Дилан шумно вздохнул и поскреб щетину на подбородке.
– Полагаю, я разочаровал их, когда сбежал с Рене.
Рене совершенно не годилась для него. Эмма миллиард раз слышала это от родителей Дилана и Брук.
Эмме она тоже не слишком нравилась. В нежном четырнадцатилетнем возрасте ее сердце было навек разбито, когда Дилан влюбился в красотку из команды чирлидеров, убедившую его, что он непременно станет кинозвездой. У нее есть связи. Она может устроить ему прослушивание у нужных людей.
– Может, тебе не суждено было стать доктором. Отец дождался твоего успеха. Он должен был понять, что ты принял для себя верное решение.
– Папа считал, что я не знаю, что делаю. Может, так и было. Рене стала моей первой подружкой, я с ума сходил по ней.
Он беспомощно пожал плечами, и в глазах появилось что-то непонятное.
– Но довольно о древней истории. Как насчет газировки?

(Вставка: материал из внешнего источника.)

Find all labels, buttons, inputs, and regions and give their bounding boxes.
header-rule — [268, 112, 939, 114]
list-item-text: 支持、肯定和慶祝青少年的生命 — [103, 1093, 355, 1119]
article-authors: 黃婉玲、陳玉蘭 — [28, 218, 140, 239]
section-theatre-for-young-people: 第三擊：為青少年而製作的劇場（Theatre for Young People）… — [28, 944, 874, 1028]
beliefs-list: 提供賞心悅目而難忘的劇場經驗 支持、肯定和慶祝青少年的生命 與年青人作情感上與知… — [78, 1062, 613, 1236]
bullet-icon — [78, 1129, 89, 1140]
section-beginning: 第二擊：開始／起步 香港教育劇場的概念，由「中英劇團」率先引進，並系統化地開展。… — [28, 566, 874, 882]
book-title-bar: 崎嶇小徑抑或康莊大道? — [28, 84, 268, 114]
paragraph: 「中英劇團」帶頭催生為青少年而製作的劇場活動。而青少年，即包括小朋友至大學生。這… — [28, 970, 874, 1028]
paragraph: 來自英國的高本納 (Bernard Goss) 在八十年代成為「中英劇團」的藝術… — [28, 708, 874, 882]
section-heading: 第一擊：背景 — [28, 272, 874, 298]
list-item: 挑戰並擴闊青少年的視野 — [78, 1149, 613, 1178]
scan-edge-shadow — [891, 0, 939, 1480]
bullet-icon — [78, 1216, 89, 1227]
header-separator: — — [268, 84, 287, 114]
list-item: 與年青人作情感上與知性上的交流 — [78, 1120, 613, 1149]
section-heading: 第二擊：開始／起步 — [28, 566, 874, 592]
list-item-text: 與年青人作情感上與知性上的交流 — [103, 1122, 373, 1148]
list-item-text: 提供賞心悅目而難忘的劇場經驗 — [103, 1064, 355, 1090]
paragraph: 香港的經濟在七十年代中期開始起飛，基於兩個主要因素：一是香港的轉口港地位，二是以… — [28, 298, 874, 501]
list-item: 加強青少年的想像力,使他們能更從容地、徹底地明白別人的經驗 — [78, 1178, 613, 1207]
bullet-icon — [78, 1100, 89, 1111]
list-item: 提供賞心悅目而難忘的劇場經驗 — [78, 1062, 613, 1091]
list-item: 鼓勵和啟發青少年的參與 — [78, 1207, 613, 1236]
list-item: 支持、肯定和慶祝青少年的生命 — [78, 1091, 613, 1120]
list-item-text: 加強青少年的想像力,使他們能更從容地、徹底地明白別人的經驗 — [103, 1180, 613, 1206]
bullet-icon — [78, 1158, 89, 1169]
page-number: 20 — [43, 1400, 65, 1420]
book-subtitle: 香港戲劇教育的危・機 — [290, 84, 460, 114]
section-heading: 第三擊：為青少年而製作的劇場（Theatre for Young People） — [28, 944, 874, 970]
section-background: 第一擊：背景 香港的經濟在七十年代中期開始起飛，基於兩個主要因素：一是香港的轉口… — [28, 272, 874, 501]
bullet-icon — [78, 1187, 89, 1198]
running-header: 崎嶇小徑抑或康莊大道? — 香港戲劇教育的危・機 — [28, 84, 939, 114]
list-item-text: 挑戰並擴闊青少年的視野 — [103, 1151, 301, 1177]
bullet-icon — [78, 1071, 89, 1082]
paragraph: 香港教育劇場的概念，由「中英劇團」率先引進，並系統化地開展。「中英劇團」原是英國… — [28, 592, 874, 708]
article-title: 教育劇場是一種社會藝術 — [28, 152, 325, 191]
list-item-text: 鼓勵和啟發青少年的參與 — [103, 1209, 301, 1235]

Он снова открыл холодильник.
– Лимонада? Вина или пива? Что-то еще? Перед уходом Мэйзи забила холодильник.
– Воды вполне достаточно.
По крайней мере, безопасно. Сейчас нельзя доверять желудку. Еще до того, как узнала о ребенке, Эмма отказалась от алкоголя.
Он протянул ей кобальтово-синюю бутылочку воды, стоившую дороже бокала хорошего вина, и взял себе другую. С элем сорта «индейский коричневый». Поднес бутылочку к губам и глотнул. Эмма немедленно отвела глаза. Она никогда не умела скрывать свои эмоции. Не хватало еще, чтобы Дилан поймал ее за подглядыванием!